October 14, 2019 Types of Dashboards (Based on Information Hierarchy)
So you have data and a blank dashboard. Combining both can create visually appealing and informative devices for both technical and non-technical people. But just combining both is not enough. You have to plan strategically and logically how you will incorporate the data into your dashboard. In this article, I will introduce some types of dashboards according to information hierarchy.
As the name implies, this type of dashboard contains Key Performance Indicators that upper management usually monitors on a regular basis. It is good for providing a quick snapshot of what, where and when information that others will then take action on or investigate. Not all KPIs are included in a single dashboard. Only the most relevant for the current goal or objective are included, and this changes only as the need arises. As a word of caution, note that this type of dashboard is not meant to answer why and how questions.
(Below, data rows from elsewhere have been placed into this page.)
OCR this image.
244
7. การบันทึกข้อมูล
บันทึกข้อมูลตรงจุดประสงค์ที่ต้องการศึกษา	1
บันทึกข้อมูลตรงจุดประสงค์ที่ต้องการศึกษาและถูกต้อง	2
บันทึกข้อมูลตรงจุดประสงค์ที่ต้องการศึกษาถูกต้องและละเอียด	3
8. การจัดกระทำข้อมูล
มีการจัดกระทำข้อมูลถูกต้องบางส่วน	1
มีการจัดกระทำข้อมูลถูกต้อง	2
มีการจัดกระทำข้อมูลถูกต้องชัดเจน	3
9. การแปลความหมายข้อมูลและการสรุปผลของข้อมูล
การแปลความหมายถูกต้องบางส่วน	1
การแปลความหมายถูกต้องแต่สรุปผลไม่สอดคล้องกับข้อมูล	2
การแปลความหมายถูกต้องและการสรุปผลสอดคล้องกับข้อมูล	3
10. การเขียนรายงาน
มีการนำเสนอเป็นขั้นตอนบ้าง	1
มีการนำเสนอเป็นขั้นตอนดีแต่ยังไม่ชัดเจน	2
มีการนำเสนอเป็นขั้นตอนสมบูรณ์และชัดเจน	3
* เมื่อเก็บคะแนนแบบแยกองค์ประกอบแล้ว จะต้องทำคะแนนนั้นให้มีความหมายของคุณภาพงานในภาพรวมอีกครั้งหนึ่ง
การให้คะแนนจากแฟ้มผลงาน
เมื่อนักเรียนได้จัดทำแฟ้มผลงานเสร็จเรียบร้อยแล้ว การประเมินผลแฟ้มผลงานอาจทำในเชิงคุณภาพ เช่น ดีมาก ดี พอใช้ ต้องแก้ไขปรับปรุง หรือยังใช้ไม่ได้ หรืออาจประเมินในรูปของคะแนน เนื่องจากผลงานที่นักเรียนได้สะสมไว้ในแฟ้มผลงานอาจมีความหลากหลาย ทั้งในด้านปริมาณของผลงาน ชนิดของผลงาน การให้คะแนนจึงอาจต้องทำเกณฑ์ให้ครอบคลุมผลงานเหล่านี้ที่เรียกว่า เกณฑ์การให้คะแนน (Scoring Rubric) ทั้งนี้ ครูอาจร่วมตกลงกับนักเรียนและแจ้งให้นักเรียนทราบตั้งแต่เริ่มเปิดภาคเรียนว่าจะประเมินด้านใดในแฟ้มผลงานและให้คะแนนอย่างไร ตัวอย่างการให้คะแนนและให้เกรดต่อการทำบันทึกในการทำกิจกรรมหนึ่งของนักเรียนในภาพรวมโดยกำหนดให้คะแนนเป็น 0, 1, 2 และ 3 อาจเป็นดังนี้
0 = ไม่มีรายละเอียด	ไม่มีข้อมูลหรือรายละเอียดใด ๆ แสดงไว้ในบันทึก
This type of dashboard is not your common dashboard that contains charts and declarative titles. Its difference is in the chart title, which is in the form of an interrogative sentence, with the chart as a visual answer to the title question. It usually shows the most urgent questions within an organization or segment of the organization. It’s like an expanded version of a KPI Dashboard and has richer context and comparisons. This is good for executives looking to track multiple issues on a regular basis.
Top Down Dashboard
In this type of dashboard, every chart that belongs on a single dashboard is under a single topic (either Sales, Shipping, Expenses, etc.). It shows high level, aggregate KPIs as well as specific details that could provide more context or insight. This is good for middle management who are responsible for overseeing or managing a discrete component of an organization. They usually want to know a high-level overview before looking at the detailed form for further investigation.
Bottom Up Dashboard
This type of dashboard provides more focus on granular details of objectives and compresses the information into easy-to-digest KPIs. With this, the performance of specific data points is more important than the aggregate performance of all of the data points. This dashboard type serves the need of identifying specific issues that require action or intervention. It is good for people who have a more detail-oriented approach.
One Big Chart Dashboard
This is a type of dashboard that combines simplicity and complexity. Simplicity because it only contains one chart that is usually in the form of map or scatter plot that requires a lot of space to render all the details clearly. Complexity because it condenses a myriad of information into an easily understandable visualization for quick identification of certain behaviors, trends, and outliers. This type of dashboard can also combine a few charts in one visualization, like pie charts on a map and pie charts on a scatter plot. The trade-off for this dashboard is that it is sometimes difficult to interpret the details in a broader context.